Aretha Franklin has historically name-checked friends who show up at her concerts, and things were no different Wednesday during the Queen of Soul’s return to Los Angeles. Franklin, 70, acknowledged Smokey Robinson, Natalie Cole, Motown Records founder Berry Gordy and even her ex-husband, actor Glynn Turman, from the Nokia Theatre stage.
But that tradition took on a different, deeper meaning this time around -- one that focused largely on mortality. She delivered a touching salute to her honorary niece, Whitney Houston, and alluded to the still-undisclosed illness that put her (Franklin) in the hospital in 2010 and sidelined her from performing for several months last year.

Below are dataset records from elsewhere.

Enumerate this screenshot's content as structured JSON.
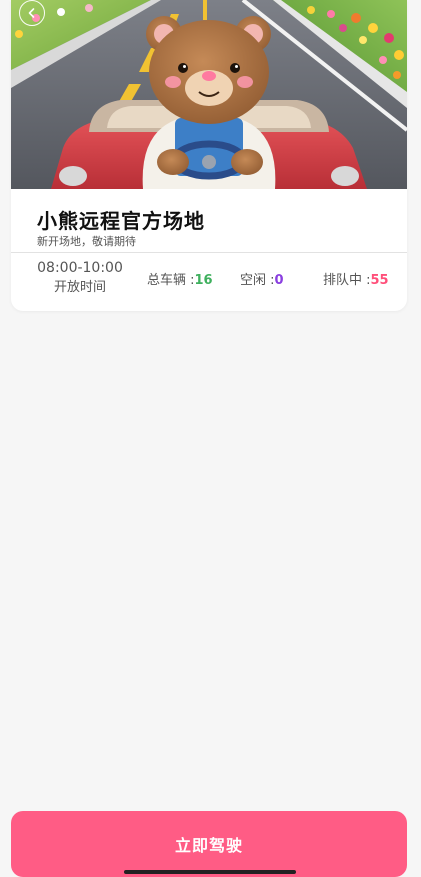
{
  "venue": {
    "name": "小熊远程官方场地",
    "subtitle": "新开场地，敬请期待"
  },
  "hours": {
    "range": "08:00-10:00",
    "label": "开放时间"
  },
  "stats": {
    "total_label": "总车辆 :",
    "total_value": "16",
    "idle_label": "空闲 :",
    "idle_value": "0",
    "queue_label": "排队中 :",
    "queue_value": "55"
  },
  "action": {
    "drive_label": "立即驾驶"
  },
  "colors": {
    "accent": "#ff5c85",
    "total": "#3fb05e",
    "idle": "#8a3fe0",
    "queue": "#ff4f7a"
  },
  "icons": {
    "back": "back-arrow-icon"
  }
}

It made for an intensely moving conclusion to an otherwise inconsistent, 90-minute set in which costume changes, odd dance numbers and arbitrary banter took too much time away from the draw of the show -- Franklin’s singing voice.
Following a stentorian introduction recounting her 19 Grammy Awards, her place as the first woman inducted into the Rock and Roll Hall of Fame and Rolling Stone magazine’s crowning of her as the greatest singer of all time, Franklin came onstage in a bright orange gown and launched into Jackie Wilson’s “(Your Love Keeps Lifting Me) Higher and Higher.” After only 20 minutes, however, she waved and left the stage for a costume change.

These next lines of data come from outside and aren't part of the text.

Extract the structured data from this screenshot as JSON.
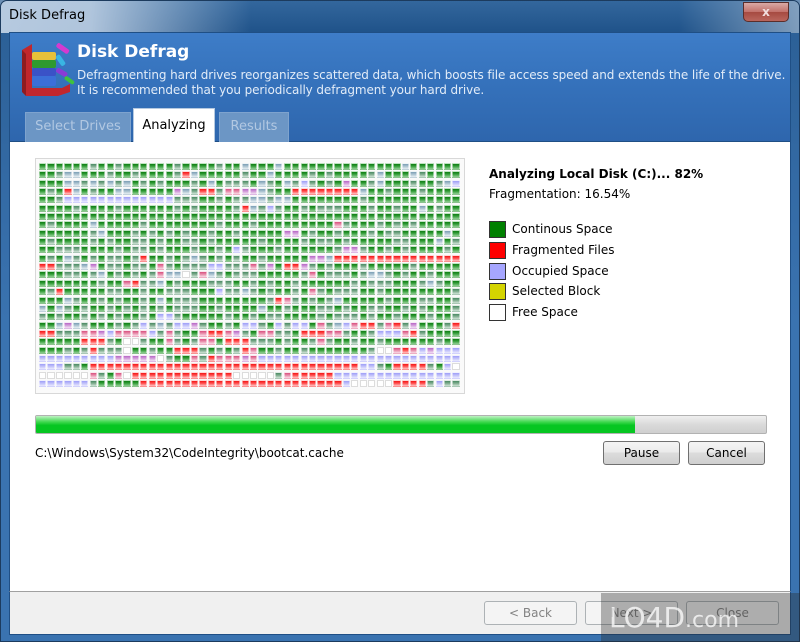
{
  "window": {
    "title": "Disk Defrag",
    "close_glyph": "x"
  },
  "header": {
    "title": "Disk Defrag",
    "description_line1": "Defragmenting hard drives reorganizes scattered data, which boosts file access speed and extends the life of the drive.",
    "description_line2": "It is recommended that you periodically defragment your hard drive.",
    "icon": "disk-defrag-blocks-icon"
  },
  "tabs": [
    {
      "label": "Select Drives",
      "state": "inactive"
    },
    {
      "label": "Analyzing",
      "state": "active"
    },
    {
      "label": "Results",
      "state": "inactive"
    }
  ],
  "status": {
    "title": "Analyzing Local Disk (C:)... 82%",
    "fragmentation": "Fragmentation: 16.54%"
  },
  "legend": [
    {
      "label": "Continous Space",
      "color": "#008000"
    },
    {
      "label": "Fragmented Files",
      "color": "#ff0000"
    },
    {
      "label": "Occupied Space",
      "color": "#a6a6ff"
    },
    {
      "label": "Selected Block",
      "color": "#d4d400"
    },
    {
      "label": "Free Space",
      "color": "#ffffff"
    }
  ],
  "cluster_map": {
    "columns": 50,
    "legend_codes": {
      "G": "continuous (dark green)",
      "g": "continuous (faded green)",
      "b": "continuous (grey-blue)",
      "R": "fragmented (red)",
      "r": "fragmented (pink)",
      "B": "occupied (blue)",
      "P": "occupied/fragmented mix (purple)",
      "W": "free space (white)"
    },
    "rows": [
      "GGGGGGgGGgGGGGGGgGGGGgGGbGGGbGGGGGGGGGGGGGGbGGGGGG",
      "GGgbbGGGgGGgGGGGgRbGGGGGgGGbGGGGgGgGGGGgbGGGbgGGGG",
      "GGGbbgbgbgbGgGgGGGgGbGgggGbgGbgBgGgGPGGgbGGGgGGgbB",
      "GgGRbGgGGbbGGGGGPbgRRgrrPPbgGGRRRRRRRRbGGgGGGgGGGG",
      "GGgBBBBBBBBBBBBBgggGGgGggbbgbbGGGGGGGGgGGGGGGGGGGG",
      "GGGGgGGGGgGGGGGGgGgGGGGgRbgBgGGgGgggGGGgGGgGGbGgGG",
      "GGGGGGGGGGGGGGGGGGGGGGGGGGGGGGGGGGGGGGGGGGGGGGGGGG",
      "GgGGGGbGGGGGgGGGGGGGGgGGGgGGGGGGGGGrgGGGgGgGgGGGGG",
      "GGGGGGgbGGGgGgGgGgGGgGGgGGGGGPPGgGGgGGGgGggGGGGGbG",
      "GgGGGGgGgGGggGgGGggGgGGGGGgGGGGgGggGgGGGGGggGGGbGg",
      "GGgggGGGGgGggGgGGGgGGgGBgGGGgGGGGGGgPPgGGgGgGGGGgG",
      "GgGbgGgGggGgRGGgGgbgGgGgGGgGGGGGPPbRRRRRRRRRRRRRRR",
      "RRgggbPGggGggGrgGgggBBgggrgPGRRPgGgGGGgGGGGGgGGGGG",
      "GGGggGgbGgGgGgrbbWgrbgGgggGGGGGgrGgggGgbbgGgGGgGGG",
      "GGGGGGGgGGrRggbGgGGGgggGGgGgGGgGGGGGGgGgggGGGgbgGG",
      "GgRGGGGGggGGgGGgggGGGBggbgGgGGgGrgGgggGGgGGGGGGGGg",
      "GGGbgGGgGgGGgGbGgggGGGGGGGGgRrgGgGgbGGGGGgGGGggGGg",
      "bGbgGgGGgGgGgGgGgggGGgGGGGbGGgGGGggGgGGggGGgGgGGGg",
      "gGgGGgGgGgGGgGBBgGGGGGgGGgGggGGGGgGgggGgGGgGGGgGGg",
      "GGbPbgGGGgGgBgbgBBPgGGgGBBgGBgBBGrgbBrRRgrRgPGGGgR",
      "RRgggrrPBrrrrBgrgGGrRRrPgGrrggGRRRrrgGGgBBBrRgGGGG",
      "GGGGGRRRgGWWgGGrgGgrrGRRRgggGgGGgrgGGgGGgGGGGGGgGG",
      "GGGgGgRgggWGGgGGRRRgGgGgRrGGgGGgGGGGGGGgWWrRrBPBBB",
      "BBBBBBBBBPPPPPWgGGrgRrrrPrBBBBBBBBBBBBBBBBBBBBBBBB",
      "BBBggGRRRRRRRRRRRRRRRRRRRRRRRRRRRRRRRRBBgGRRRRgGBW",
      "WWWWWWrgGrWRRRRRRRRRRRRWWWWWgrRRRRRBBBBBBBBBBBBBBB",
      "BBBBBBgGGGGGRRRRRRRRRRRRRRRRRRRRRRRRBWWWWWRRRRgBgg"
    ]
  },
  "progress": {
    "percent": 82
  },
  "current_file": "C:\\Windows\\System32\\CodeIntegrity\\bootcat.cache",
  "buttons": {
    "pause": "Pause",
    "cancel": "Cancel",
    "back": "< Back",
    "next": "Next >",
    "close": "Close"
  },
  "watermark": {
    "text": "LO4D",
    "suffix": ".com"
  }
}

Then came a segment with four lithe young dancers who looked more suited for a strip club than a concert stage. Their contribution was all flailing limbs, gyrating torsos and cascading hair; it was utterly absent of any coherent choreography. It was as if someone had convinced Franklin that if you sing R&B; in 2012, sweat-generating dancers are a necessary part of the show.

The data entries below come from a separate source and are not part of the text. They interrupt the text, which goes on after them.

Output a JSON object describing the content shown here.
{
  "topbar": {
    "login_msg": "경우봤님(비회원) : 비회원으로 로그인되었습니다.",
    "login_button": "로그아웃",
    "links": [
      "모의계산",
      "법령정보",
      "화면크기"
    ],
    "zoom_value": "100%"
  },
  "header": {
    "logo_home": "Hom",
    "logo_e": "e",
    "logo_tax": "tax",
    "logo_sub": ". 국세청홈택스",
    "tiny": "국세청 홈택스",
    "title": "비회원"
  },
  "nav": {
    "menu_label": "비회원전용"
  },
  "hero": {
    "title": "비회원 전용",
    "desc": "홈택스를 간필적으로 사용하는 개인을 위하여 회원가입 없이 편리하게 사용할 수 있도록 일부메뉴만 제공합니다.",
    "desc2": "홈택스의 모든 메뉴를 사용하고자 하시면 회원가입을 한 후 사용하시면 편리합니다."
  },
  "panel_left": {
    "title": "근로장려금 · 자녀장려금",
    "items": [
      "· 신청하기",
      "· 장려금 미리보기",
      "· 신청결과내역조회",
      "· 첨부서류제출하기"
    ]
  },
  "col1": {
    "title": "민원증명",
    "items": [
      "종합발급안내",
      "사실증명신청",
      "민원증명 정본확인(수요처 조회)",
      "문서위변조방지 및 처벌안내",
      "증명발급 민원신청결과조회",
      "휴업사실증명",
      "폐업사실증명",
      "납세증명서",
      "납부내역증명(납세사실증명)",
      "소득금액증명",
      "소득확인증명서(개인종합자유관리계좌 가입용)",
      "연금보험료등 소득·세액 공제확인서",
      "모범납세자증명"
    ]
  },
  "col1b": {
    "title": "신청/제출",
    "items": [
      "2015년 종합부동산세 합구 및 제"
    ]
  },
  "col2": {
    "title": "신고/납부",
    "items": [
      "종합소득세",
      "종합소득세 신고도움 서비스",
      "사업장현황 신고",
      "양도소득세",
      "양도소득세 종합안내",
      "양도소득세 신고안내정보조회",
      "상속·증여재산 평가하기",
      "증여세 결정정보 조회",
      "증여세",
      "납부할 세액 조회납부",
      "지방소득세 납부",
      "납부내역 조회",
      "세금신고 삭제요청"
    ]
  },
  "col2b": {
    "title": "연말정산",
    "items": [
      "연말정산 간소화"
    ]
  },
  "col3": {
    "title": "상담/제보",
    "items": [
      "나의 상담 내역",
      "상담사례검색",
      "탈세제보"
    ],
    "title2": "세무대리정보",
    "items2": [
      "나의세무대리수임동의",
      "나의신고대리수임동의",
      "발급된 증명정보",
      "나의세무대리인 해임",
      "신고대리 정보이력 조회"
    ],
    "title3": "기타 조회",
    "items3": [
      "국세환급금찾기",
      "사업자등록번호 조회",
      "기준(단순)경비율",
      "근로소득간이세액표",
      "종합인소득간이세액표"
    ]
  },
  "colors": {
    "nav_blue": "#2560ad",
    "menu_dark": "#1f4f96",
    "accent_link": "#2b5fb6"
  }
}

Franklin returned 15 minutes later, this time in a far more flattering green and gold lamé caftan, and continued the respite for her singing voice by telling a couple of extended jokes, losing sight of the fact that none of her Grammys or other career accolades have come for her stand-up comedy.
Upon returning to the raison d’etre of the evening, she offered up “Chain of Fools,” hampered somewhat by a muddy and distorted sound mix. Such technical quibbles receded into the background, however, when she mentioned her admiration for, and friendship with, jazz saxophonist and singer James Moody.
It was a prelude to a dazzling rendition of his signature tune, “Moody’s Mood for Love,” in which the soul queen demonstrated that she is every bit a master of the nuances of jazz. Her voice swooped to the bottom of her dusky low alto range, then shot up, around, sideways and down again over the song’s roller-coaster melodic thrills.
Then came the powerhouse closing portion when she took a seat at the Yamaha grand piano and delivered Houston’s biggest hit, Dolly Parton’s “I Will Always Love You.” Slides of the late singer from various stages of her career were projected onto the twin video screens flanking the stage.
Franklin moved into Paul Simon’s “Bridge Over Troubled Water,” a song that’s long been part of her show. It was accompanied by slides of her own family members as she sang about the “troubled water” she had been through recently, her gratitude for the doctors who cared for her and her faith in God as the supreme healing force in her life.
Even though she’s remained mum about the physical details of her health scare -- from which she emerged considerably slimmer than she’d been before her hospital stay -- her message was clear: Friends and family are not to be taken for granted.
The latter segued into an exuberant gospel workout for which her 23-piece orchestra, including a nine-member horn section and five backup singers, was augmented by nearly two dozen members of the West Angeles Church of God in Christ choir. It was a transcendent finale that took Franklin back to her roots in the gospel church.
After she’d sung her last note, Franklin danced her way toward the side of the stage as the band vamped behind her. She turned, looked back at the audience, assertively adjusted her bodice, threw her head back and made her royal exit.
In that moment, everyone in the house could tell exactly what was going through Franklin’s mind: It’s good to be the queen.